[Python-Dev] Keeping competitive with Go (was Re: Computed Goto dispatch for Python 2)
donald at stufft.io
Fri May 29 14:50:15 CEST 2015
On May 29, 2015 at 2:58:28 AM, Nick Coghlan (ncoghlan at gmail.com) wrote:
> On 29 May 2015 9:48 am, "Donald Stufft" wrote:
> > On May 28, 2015 at 7:40:26 PM, Nick Coghlan (ncoghlan at gmail.com) wrote:
> > > >
> > > > One thing I've seen more than once is that new development happens
> > > in Python
> > > > until the problem is understood, then the code is ported to Go.
> > > Python's
> > > > short path from idea to working code, along with its ability
> > > to quickly morph
> > > > as requirements and understanding changes, its batteries
> > > included philosophy,
> > > > and its "fits-your-brain" consistency are its biggest strengths!
> > >
> > >
> > > Right, Go is displacing C/C++ in that regard (moreso than Python
> > > itself), and now that Rust has hit 1.0, I expect we'll see it becoming
> > > another contender for this task. Rust's big advantage over Go
> > > in that regard is being compatible with the C/C++ ecosystem,
> > > including Python's cffi.
> > >
> > I’m not sure if I’m reading this right or not, but just to be clear, I’ve
> > seen a number of people express the sentiment that they are switching from
> > Python to Go and that the deployment story is one of the reasons. It’s not
> > just people switching from C/C++.
> C and C++ used to be the main "second version" languages used to create
> statically linked standalone binaries after an initial prototype in Python.

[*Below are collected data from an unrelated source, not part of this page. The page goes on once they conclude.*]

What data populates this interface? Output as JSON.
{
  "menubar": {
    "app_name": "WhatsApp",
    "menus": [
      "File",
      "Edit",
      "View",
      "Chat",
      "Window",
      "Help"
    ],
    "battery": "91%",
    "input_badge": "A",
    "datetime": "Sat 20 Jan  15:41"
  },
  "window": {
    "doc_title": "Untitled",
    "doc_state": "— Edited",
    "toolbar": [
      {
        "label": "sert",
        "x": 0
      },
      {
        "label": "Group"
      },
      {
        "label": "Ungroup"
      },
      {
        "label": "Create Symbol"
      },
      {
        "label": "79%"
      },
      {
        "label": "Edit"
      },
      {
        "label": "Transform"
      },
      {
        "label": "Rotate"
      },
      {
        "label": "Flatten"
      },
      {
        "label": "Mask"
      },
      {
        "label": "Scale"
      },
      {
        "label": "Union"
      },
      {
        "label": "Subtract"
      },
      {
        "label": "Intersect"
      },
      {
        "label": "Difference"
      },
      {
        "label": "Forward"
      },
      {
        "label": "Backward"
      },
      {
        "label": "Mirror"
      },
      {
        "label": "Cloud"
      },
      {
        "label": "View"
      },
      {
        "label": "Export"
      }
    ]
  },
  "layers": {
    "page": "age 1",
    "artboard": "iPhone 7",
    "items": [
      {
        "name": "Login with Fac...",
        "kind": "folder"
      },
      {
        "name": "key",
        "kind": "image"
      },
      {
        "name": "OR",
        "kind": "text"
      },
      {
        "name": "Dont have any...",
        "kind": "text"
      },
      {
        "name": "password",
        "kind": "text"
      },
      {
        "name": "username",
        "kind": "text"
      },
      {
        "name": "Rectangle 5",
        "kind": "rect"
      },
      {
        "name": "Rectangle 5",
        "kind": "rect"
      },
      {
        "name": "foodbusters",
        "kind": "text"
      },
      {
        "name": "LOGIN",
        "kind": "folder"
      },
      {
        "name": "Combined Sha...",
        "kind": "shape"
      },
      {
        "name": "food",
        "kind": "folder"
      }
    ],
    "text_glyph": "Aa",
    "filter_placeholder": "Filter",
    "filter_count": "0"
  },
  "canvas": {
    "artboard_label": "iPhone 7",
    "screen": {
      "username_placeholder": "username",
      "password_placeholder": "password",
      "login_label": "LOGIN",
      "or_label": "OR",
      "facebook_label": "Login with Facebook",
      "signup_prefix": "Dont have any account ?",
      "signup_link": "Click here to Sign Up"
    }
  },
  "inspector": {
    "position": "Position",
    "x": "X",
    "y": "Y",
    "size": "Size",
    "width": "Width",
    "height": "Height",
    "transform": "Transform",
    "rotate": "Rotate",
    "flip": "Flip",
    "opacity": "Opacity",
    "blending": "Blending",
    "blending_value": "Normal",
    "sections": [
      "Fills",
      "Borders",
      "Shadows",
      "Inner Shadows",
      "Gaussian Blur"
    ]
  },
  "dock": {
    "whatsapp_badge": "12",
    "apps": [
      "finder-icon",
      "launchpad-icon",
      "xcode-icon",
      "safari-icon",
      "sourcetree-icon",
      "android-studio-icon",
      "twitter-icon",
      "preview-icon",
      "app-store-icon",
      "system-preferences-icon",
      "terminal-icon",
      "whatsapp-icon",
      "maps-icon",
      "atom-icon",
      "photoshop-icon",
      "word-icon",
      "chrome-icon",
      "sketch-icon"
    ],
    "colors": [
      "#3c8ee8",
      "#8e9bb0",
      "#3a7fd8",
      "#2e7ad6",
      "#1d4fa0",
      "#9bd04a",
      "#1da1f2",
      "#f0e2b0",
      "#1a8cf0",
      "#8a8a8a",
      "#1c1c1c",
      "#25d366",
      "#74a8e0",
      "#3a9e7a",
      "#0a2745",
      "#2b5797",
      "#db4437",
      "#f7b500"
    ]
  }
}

> Folks that learned Python first understandably weren't keen on that idea,
> so they tended to either use Cython (or its predecessor, Pyrex), or else
> not bother doing it at all until first Go and now Rust came along (for
> reasons unknown to me, D appears to have never gained any popularity
> outside the ACM crowd).
> If I seem blase about Go, that's the main reason why - the benefits it
> offers aren't novel from the point of view of C/C++ programmers, they're
> just now available without having to put up with arcane syntax, manual
> memory management, an unmaintainable threading model, relatively poor
> support for text manipulation, etc, etc.
I don't think Go is going to "kill" Python or anything, but I do think that
not taking a look at other languages and why people are picking them over
Python is important, otherwise we will end up dying (and would deserve to)
because we'd be like the big company that didn't bother to keep up with the
times and just assumed we'd be big forever. I talk to a lot of people about
the distribution story of Python applications, what works and what doesn't.
A very large majority of the people who have used both Go and Python in a
serious capacity have indicated that they've at least considered writing new
things in Go instead of Python due to the fact that distributing it is much
easier and a not insignificant number of them have in fact started to switch
to using Go in situations where they are trying to distribute things to
This might be something that people could have done before with C/C++ but with
a nicer language behind it... but that's kind of the point? You don't need to
be stuck with a terrible language to get a nice single file executable anymore,
you can get that and use a good language at the same time which makes it a lot
more compelling to a lot more people than having to be stuck with C.